Antigamente era muito mais difícil encontrar mulheres no comando de restaurantes. Mas hoje, elas vêm conquistando mais espaço na profissão, (inclusive a premiação da revista britânica Restaurant tem até uma categoria especial para premiar as melhores chefs mulheres do mundo, em que a brasileira Helena Rizzo foi destaque de 2014). Na sua trajetória, teve algum momento que você sentiu algum tipo de dificuldade ou preconceito por ser uma mulher na cozinha profissional japonesa?

Já enfrentei muita coisa, descarada ou velada, pelo fato de ser mulher em uma cozinha, comandando um restaurante japonês. Com certeza tive que batalhar mais e ainda tenho que provar muito, todos os dias. Mas o principal é ter o foco, a responsabilidade e, o que é mais precioso, o apoio do meu marido e minhas filhas para que eu possa me dedicar e me superar sempre.

Você gosta de brincar com os sabores das estações do ano no seu cardápio. Como ocorre esse processo de escolha dos pratos que entrarão para o menu sazonal?

Como o Aizomê é um restaurante japonês eu tento reproduzir para aos meus clientes um pouco do que é costume ser apresentado em cada estação naquele país.
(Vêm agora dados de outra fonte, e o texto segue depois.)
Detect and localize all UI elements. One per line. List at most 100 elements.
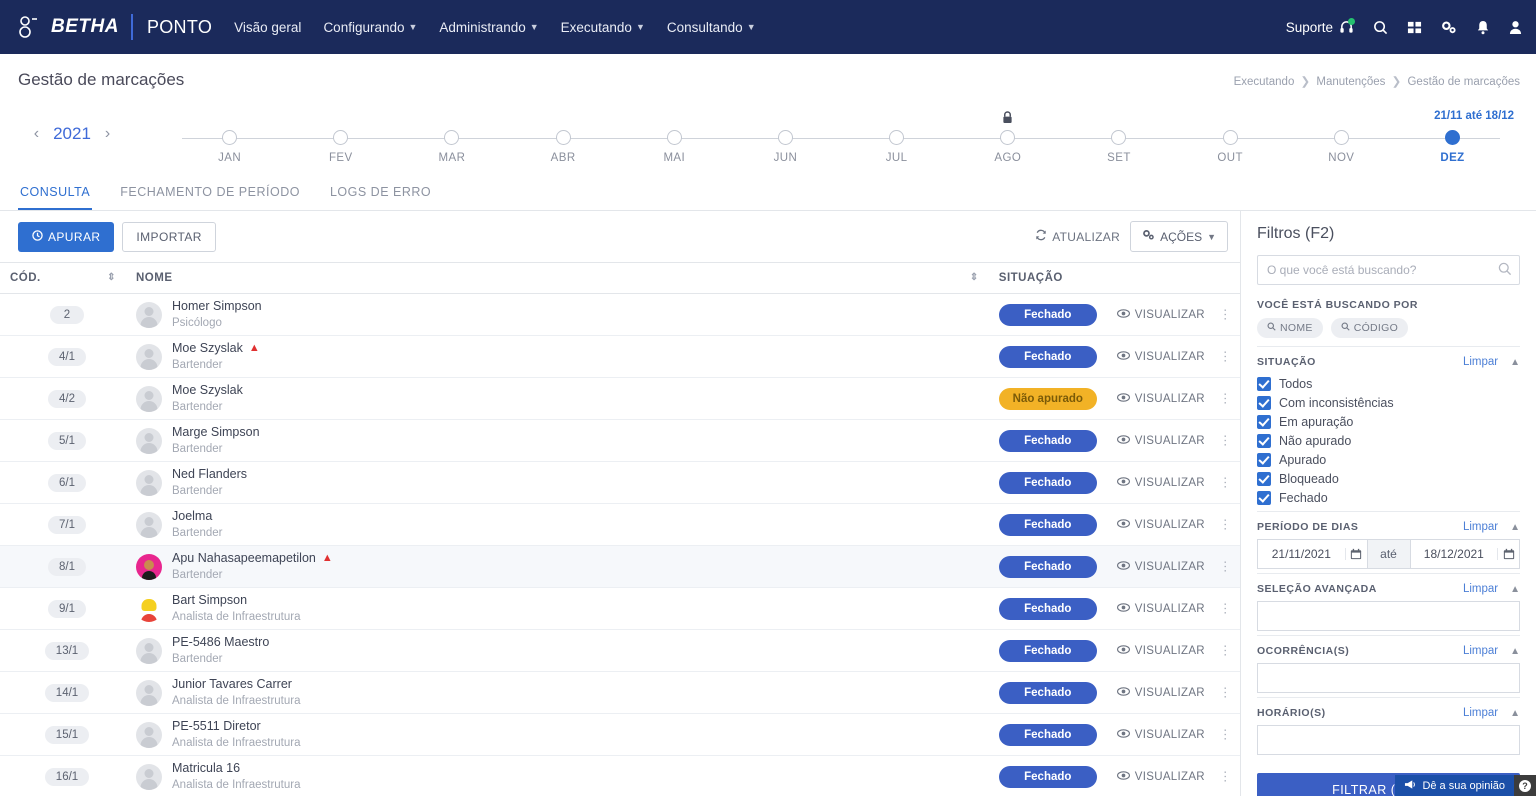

Mantemos um cardápio básico fixo, o qual também sofre ligeiras alterações ou acréscimos dependendo da época do ano, mas nossa proposta é trabalhar principalmente com o cardápio do dia, com sugestões que variam de acordo com a estação, o clima e os melhores ingredientes à mão.

No verão, as altas temperaturas pedem pratos mais leves, preparações frias e muito frescor. Já no inverno, penso em pratos mais substanciais, caldos e cozidos vigorosos, que aqueçam o corpo e a alma. O que dita o cardápio mesmo é a paleta de ingredientes, em preparações que sejam mais adequadas ao clima ou à ocasião.

Procuramos sempre nos informar sobre os pescados e frutos do mar e evitamos ou substituímos alguns produtos de acordo com a oferta e a época de defeso, procurando manter a variedade e buscar alternativas. Os legumes, verduras e temperos também ajudam a variar e a marcar algumas épocas do ano.
Atualmente é mais fácil conseguir variedade e quase todos os produtos o ano inteiro. Mas prefiro muito mais trabalhar com o que está no auge de sua época, garantindo qualidade, frescor e preço, do que insistir em produtos de estufa, cultivados artificialmente ou que tenham que cruzar o mundo para chegar até nós.